Nurses no longer need to wake up the lone doctor when the sick and injured rush to the hospital emergency room. They will quickly assess the patient, and in serious cases, fire up the camera, monitor, and will establish link with the hospital in the city.

The nurse would place an electronic stethoscope over the patient’s chest so the doctor can listen to the heartbeat, put an horoscope into the patient’s ear so the doctor can check for an ear infection, or send an X-ray so the doctor can spot a broken bone — all from a remote location. All this has been made possible with the aid of telemedicine.

Information technology has dramatically changed the way we lead our lives and telemedicine changes the way in which healthcare is delivered to millions of people. Simply put, telemedicine is a method by which patients can be examined, investigated, monitored, and treated, with the patient and the doctor located at different places. It is also referred to as “healing by wire”. It was considered as an experiment earlier, but telemedicine is a reality today and is here to stay.

Telemedicine can act as a lifeline for the poor, especially in countries such as India. In a developing country such as India, there is huge inequality in health-care distribution. Majority of population of India lives in villages but on the other side majority of doctors are based in cities. Also the poor infrastructure of rural health centers makes it impossible to retain doctors in villages, who feel that they become professionally isolated and outdated if stationed in remote areas. In addition, poor Indian villagers spend most of their out-of-pocket health expenses on travel to the specialty hospitals in the city and for staying in the city during treatment.

We hear of patients being carried on donkey cart or bullock cart for one to two days to reach the nearest district or town hospital for an ailment which could have easily been cured in the patient’s home place, provided information and medical advice was available. In such a scenario, telemedicine proves to be a boon for the poor.

Patients in small towns are not required to waste their hard-earned money in travel and neither are they required to undergo a lot of routine tests. Telemedicine can be the cheapest as well as the fastest way to bridge the rural-urban health divide. The concept of telemedicine is already prevalent in hospitals such as Apollo Hospitals, Manipal Hospital Group, but they typically use it within their own hospitals for their own patients.

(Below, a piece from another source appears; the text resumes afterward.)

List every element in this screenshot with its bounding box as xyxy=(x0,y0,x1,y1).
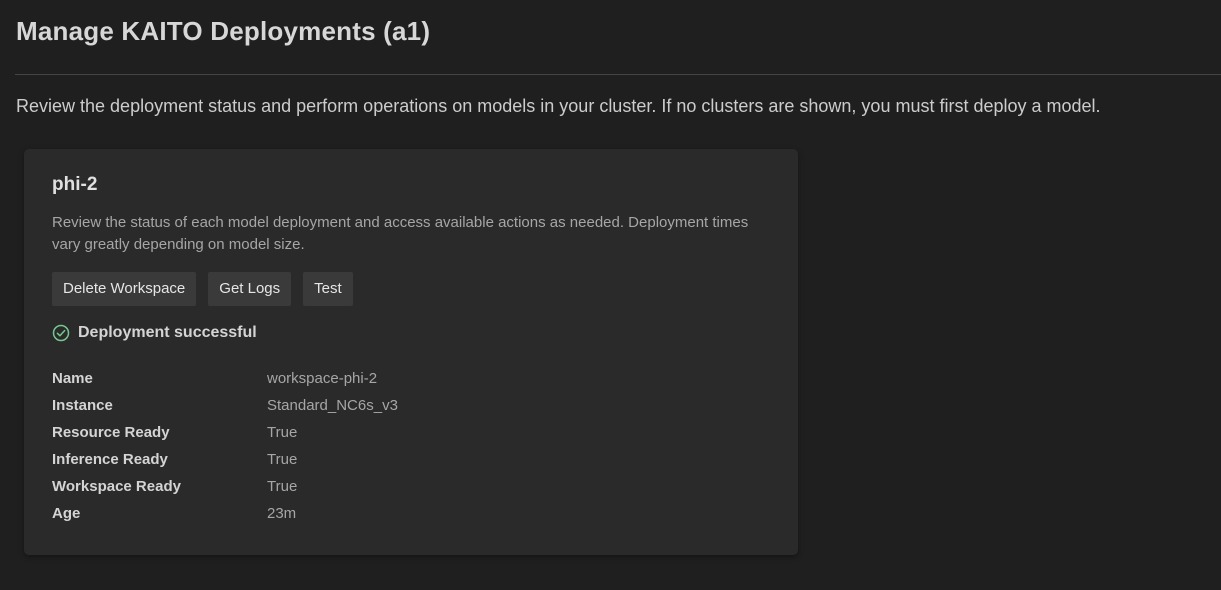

For telemedicine to work, the basic requirements are electricity, telephone line, internet or fax facilities, beside of course a doctor, a nurse and an attendant. These apart, trained professionals and sophisticated tools are also essential for proper working of the system. Telemedicine system mainly consists of two parts — telemedicine unit and base unit. The telemedicine unit is responsible for collecting and transmitting bio-signals and still images of the patients from the patient’s place to the doctor’s location, while the doctor’s unit is responsible for receiving and displaying incoming data.

Picture Archiving Communication Services (PALS) facility is nothing but digitization of diagnostic records the minute a test is completed, so the doctors can access it off a central server anytime and anywhere within the hospital. So we can say that this is another area where patients, poor and rich, are going to be seeing a lot of progress is digitization of medical records.

Telemedicine has the potential to become the biggest success story till date in the healthcare sector. It has given ordinary doctors the capacity to do extraordinary things. Information technology is surely going to dramatically change the way healthcare is delivered to millions of people in the country, nay worldwide.